Behind worshipping doors across the country right-wing and predominantly white evangelical churches have impacted the society in fascist ways. The theology of these churches believe that God puts in place leadership. That leadership is appointed by God. But the reality is that divine leadership tends to be the assertion of those in positions to assert that point of view, dress it biblically, and asserted it as divine will. Those of us fighting bias and exclusion in the church observe how "God loves all the people that people in the church love, and hate all the people that people in the church hate!” That is hardly a divine equation. When Obama left the White House and Trump took office in his firs term, Paula White-Cain, a religious adviser to Trump wrote that Jesus had "finally returned" to the White House. This was a peculiar comment because the Obama's were deeply rooted in the church, and no one knew any church affiliation that Trump could claim.
Now I am not saying that people should indiscriminately target churches, but I am saying that churches when they enter the political fray to reshape the world and make politics for all the rest of us are open face the consequences of political discussions and critique whether in worship or not. In addition, Pastors and the positions that they theologically take to influence the secular world does not insulate them or protect them from criticism or accusations of hypocrisy.
There are pastors doing secular work, and that has been called “tent” ministry. These secular jobs supplement their church income. The pastor in St. Paul was involved in a “tent” ministry. A “tent” ministry is to have a secular position in addition to a church one. This raises another question of whether that secular job contradicts or compliments a person’s overall ministry. In the St. Paul ministry an important question emerged, the scriptures asks, ‘whether you can serve two masters,’ in this case ICE and the church. How can the church comfort and advocate for immigrants, which it claims it does, while arresting and deporting them? The protesters were calling out the contradiction.

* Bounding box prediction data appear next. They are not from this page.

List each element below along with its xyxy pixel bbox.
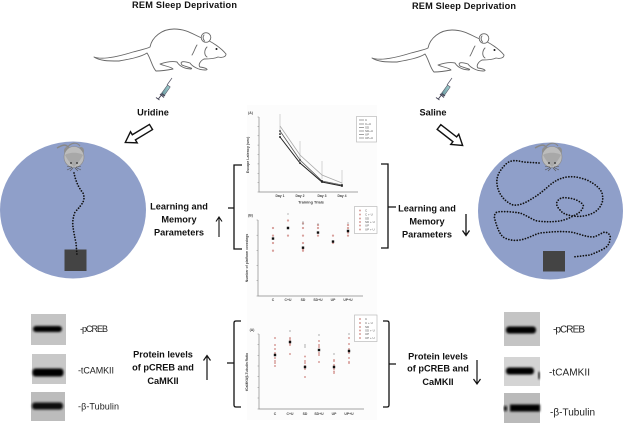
platform (64, 250, 86, 271)
icon: mouse (535, 143, 562, 171)
text: left protein levels: of pCREB and (132, 362, 194, 372)
legend B: UP + U (365, 228, 375, 232)
legend B (354, 206, 377, 234)
chart panels background (247, 105, 377, 420)
legend A (356, 116, 376, 142)
bracket: right lower (383, 321, 396, 407)
text: left learning and memory: Parameters (154, 228, 204, 238)
line chart: escape latency: Day 3 (317, 194, 327, 198)
dot plot: tCaMKII ratio: (A) (250, 328, 254, 332)
blot pCREB (504, 312, 540, 346)
blot labels: right (549, 324, 595, 418)
dot plot: platform crossings: UP+U (343, 298, 353, 302)
line chart: escape latency: Day 2 (295, 194, 305, 198)
legend A: UP+U (365, 136, 373, 140)
blot labels: right: -tCAMKII (549, 368, 590, 378)
panel: right water maze (478, 142, 623, 280)
text: left learning and memory: Learning and (150, 202, 208, 212)
icon: left rat (94, 29, 226, 71)
dot plot: platform crossings: UP (331, 298, 336, 302)
text: left learning and memory: Memory (161, 214, 198, 224)
dot plot: platform crossings: Number of platform crossings (245, 234, 249, 282)
legend C: SD + U (365, 328, 375, 332)
dot plot: platform crossings: (B) (248, 214, 253, 218)
legend A: SD+U (365, 129, 373, 133)
line chart: escape latency (246, 111, 376, 204)
legend C: C + U (365, 321, 373, 325)
text: right learning and memory (398, 204, 456, 240)
text: right protein levels (407, 352, 469, 387)
text: right learning and memory: Parameters (402, 230, 452, 240)
dot plot: tCaMKII ratio: UP+U (344, 412, 354, 416)
western blots: left (31, 314, 66, 421)
blot labels: right: -pCREB (553, 324, 585, 336)
line chart: escape latency: Escape Latency (sec) (246, 136, 250, 173)
blot labels: left: -tCAMKII (78, 366, 114, 376)
icon: left syringe (156, 78, 172, 100)
text: right learning and memory: Learning and (398, 204, 456, 214)
text: left protein levels (132, 350, 194, 386)
legend A: SD (365, 126, 370, 130)
dot plot: tCaMKII ratio: C (274, 412, 277, 416)
dot plot: tCaMKII ratio: SD (303, 412, 308, 416)
blot tCAMKII (32, 354, 66, 384)
blot tubulin (504, 393, 540, 423)
arrow: protein up (204, 356, 210, 380)
label: Uridine: Uridine (137, 108, 169, 118)
legend B: UP (365, 224, 369, 228)
blot pCREB (31, 314, 66, 345)
dot plot: platform crossings: C+U (285, 298, 292, 302)
platform (543, 251, 565, 272)
blot labels: right: -β-Tubulin (550, 408, 595, 418)
legend B: SD + U (365, 220, 375, 224)
arrow: left hollow arrow (122, 121, 154, 148)
text: right protein levels: CaMKII (422, 377, 454, 387)
western blots: right (504, 312, 540, 423)
line chart: escape latency: Day 1 (275, 194, 285, 198)
arrow: learning down (462, 214, 470, 236)
panel: left water maze (0, 142, 146, 278)
legend B: C (365, 208, 368, 212)
dot plot: tCaMKII ratio: tCaMKII/β-Tubulin Ratio (245, 353, 249, 391)
blot labels: left: -β-Tubulin (78, 402, 119, 412)
legend C: UP + U (365, 336, 375, 340)
bracket: left upper (228, 165, 242, 249)
text: right protein levels: Protein levels (408, 352, 468, 362)
arrow: right hollow arrow (435, 122, 467, 151)
icon: right rat (372, 30, 504, 72)
title: right REM Sleep Deprivation: REM Sleep Deprivation (412, 1, 516, 11)
legend A: C (365, 118, 368, 122)
dot plot: tCaMKII ratio: C+U (287, 412, 294, 416)
dot plot: tCaMKII ratio: SD+U (314, 412, 324, 416)
blot labels: left: -pCREB (80, 324, 108, 334)
label: Saline: Saline (419, 108, 447, 118)
blot tubulin (31, 392, 65, 421)
text: left protein levels: Protein levels (133, 350, 193, 360)
dot plot: tCaMKII ratio (245, 315, 377, 416)
text: left protein levels: CaMKII (147, 376, 179, 386)
bracket: right upper (381, 164, 396, 248)
line chart: escape latency: (A) (248, 111, 253, 115)
long swim path (494, 161, 610, 257)
line chart: escape latency: Day 4 (337, 194, 347, 198)
dot plot: platform crossings: C (272, 298, 275, 302)
legend C: UP (365, 332, 369, 336)
bracket: left lower (227, 321, 241, 407)
dot plot: platform crossings: SD (301, 298, 306, 302)
arrow: learning up (216, 217, 222, 237)
legend C: SD (365, 325, 370, 329)
icon: right syringe (436, 78, 452, 100)
legend A: C+U (365, 122, 371, 126)
text: right protein levels: of pCREB and (407, 364, 469, 374)
text: left learning and memory (150, 202, 208, 238)
direct swim path (73, 173, 84, 255)
legend A: UP (365, 132, 369, 136)
dot plot: platform crossings: SD+U (313, 298, 323, 302)
dot plot: platform crossings (245, 206, 377, 302)
legend B: SD (365, 216, 370, 220)
blot labels: left (78, 324, 119, 412)
legend C: C (365, 317, 368, 321)
title: left REM Sleep Deprivation: REM Sleep Deprivation (132, 0, 237, 10)
legend B: C + U (365, 212, 373, 216)
text: right learning and memory: Memory (409, 216, 446, 226)
line chart: escape latency: Training Trials (298, 200, 324, 204)
dot plot: tCaMKII ratio: UP (332, 412, 337, 416)
legend C (354, 315, 377, 342)
blot tCAMKII (504, 357, 540, 386)
icon: mouse (57, 143, 84, 171)
arrow: protein down (474, 360, 480, 384)
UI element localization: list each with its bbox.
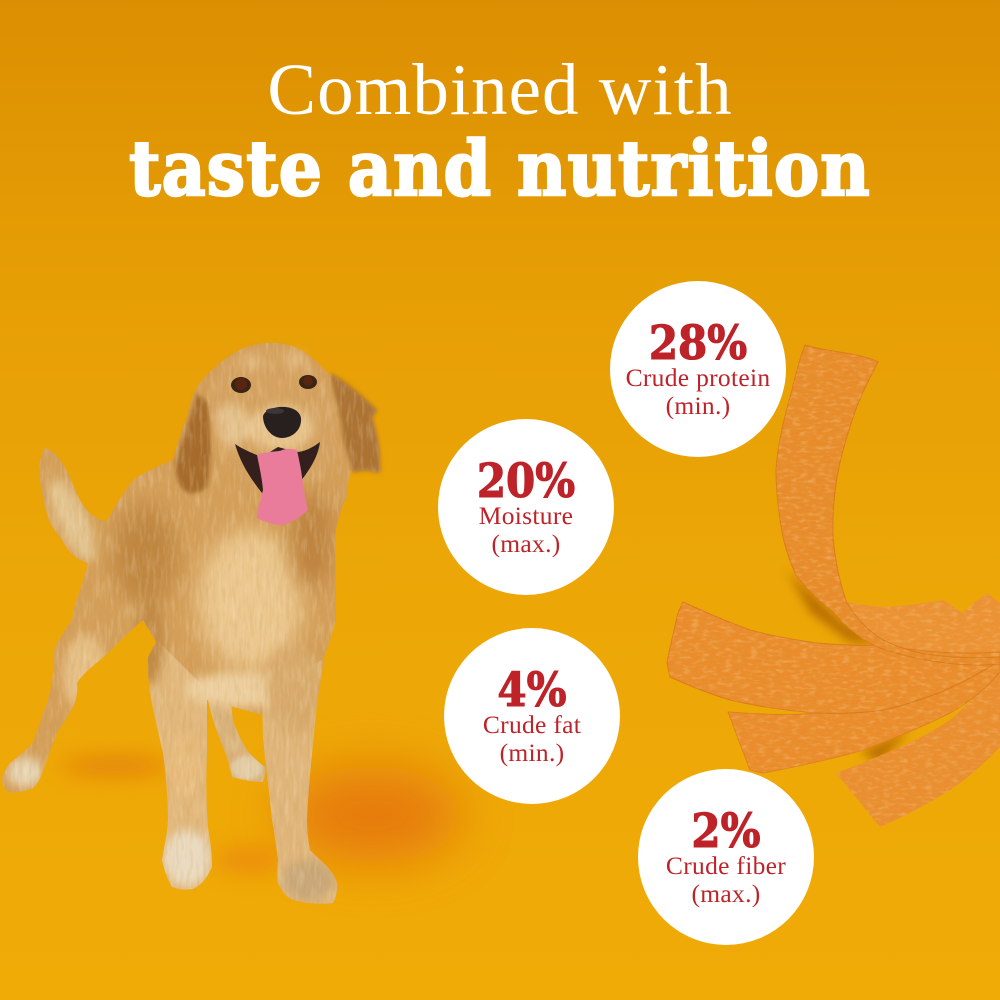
badge: crude fat: Crude fat (483, 710, 581, 739)
dog silhouette (2, 343, 380, 904)
mouth (235, 442, 320, 493)
treat: curled strip (776, 345, 1000, 665)
badge: moisture (438, 419, 614, 595)
icon: golden retriever dog (0, 340, 390, 910)
badge: crude protein: (min.) (666, 391, 730, 420)
badge: crude fiber (638, 769, 814, 945)
treat: front strip (667, 602, 1000, 713)
icon: treat strips (667, 345, 1000, 827)
treat: lower strip (728, 660, 1000, 773)
title line 1: Combined with (267, 49, 733, 130)
badge: crude protein (610, 281, 786, 457)
right ear (330, 373, 380, 473)
badge: crude protein: Crude protein (626, 363, 770, 392)
badge: moisture: Moisture (479, 501, 573, 530)
floor shadow (60, 757, 462, 874)
badge: crude fat: (min.) (500, 738, 564, 767)
fur texture (0, 340, 390, 910)
badge: crude protein: 28% (649, 315, 747, 370)
treat: far curled tail (847, 593, 1000, 658)
title line 2: taste and nutrition (129, 124, 871, 214)
treat: bottom strip (836, 670, 1000, 827)
left ear (175, 393, 211, 493)
right eye (299, 375, 317, 389)
badge: crude fiber: 2% (691, 803, 761, 858)
illustration: floor shadow, dog and treats (2, 342, 1000, 904)
badge: crude fiber: (max.) (691, 879, 761, 908)
left eye (231, 377, 251, 393)
badge: crude fiber: Crude fiber (666, 851, 786, 880)
face (209, 346, 336, 488)
badge: moisture: 20% (477, 453, 575, 508)
badge: crude fat (444, 628, 620, 804)
badge: crude fat: 4% (497, 662, 567, 717)
treat shadows (787, 570, 910, 762)
forehead and muzzle highlights (216, 352, 314, 450)
nose (263, 407, 301, 438)
tongue (257, 449, 308, 525)
badge: moisture: (max.) (491, 529, 561, 558)
dog shading (7, 473, 334, 900)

Pam Bondi and others are interested in protecting their right-wing religious base and therefore are not interested in the history of church disruptions and advocacy. Churches are not exempt from the political or theological fray once they enter the public debate. Institutional churches should be held accountable as well as pastors who serve full-time or in ‘tent” ministries. What happened on January 18 in St. Paul, Minnesota is not beyond what is reasonable or appropriate. The pastor opened himself to the disruption and criticism. Instead of being outraged the pastor and others need to comprehend why they drew the anger of protesters who were spotlighting the lack of congruency in serving ICE and claiming to offer comfort to immigrants.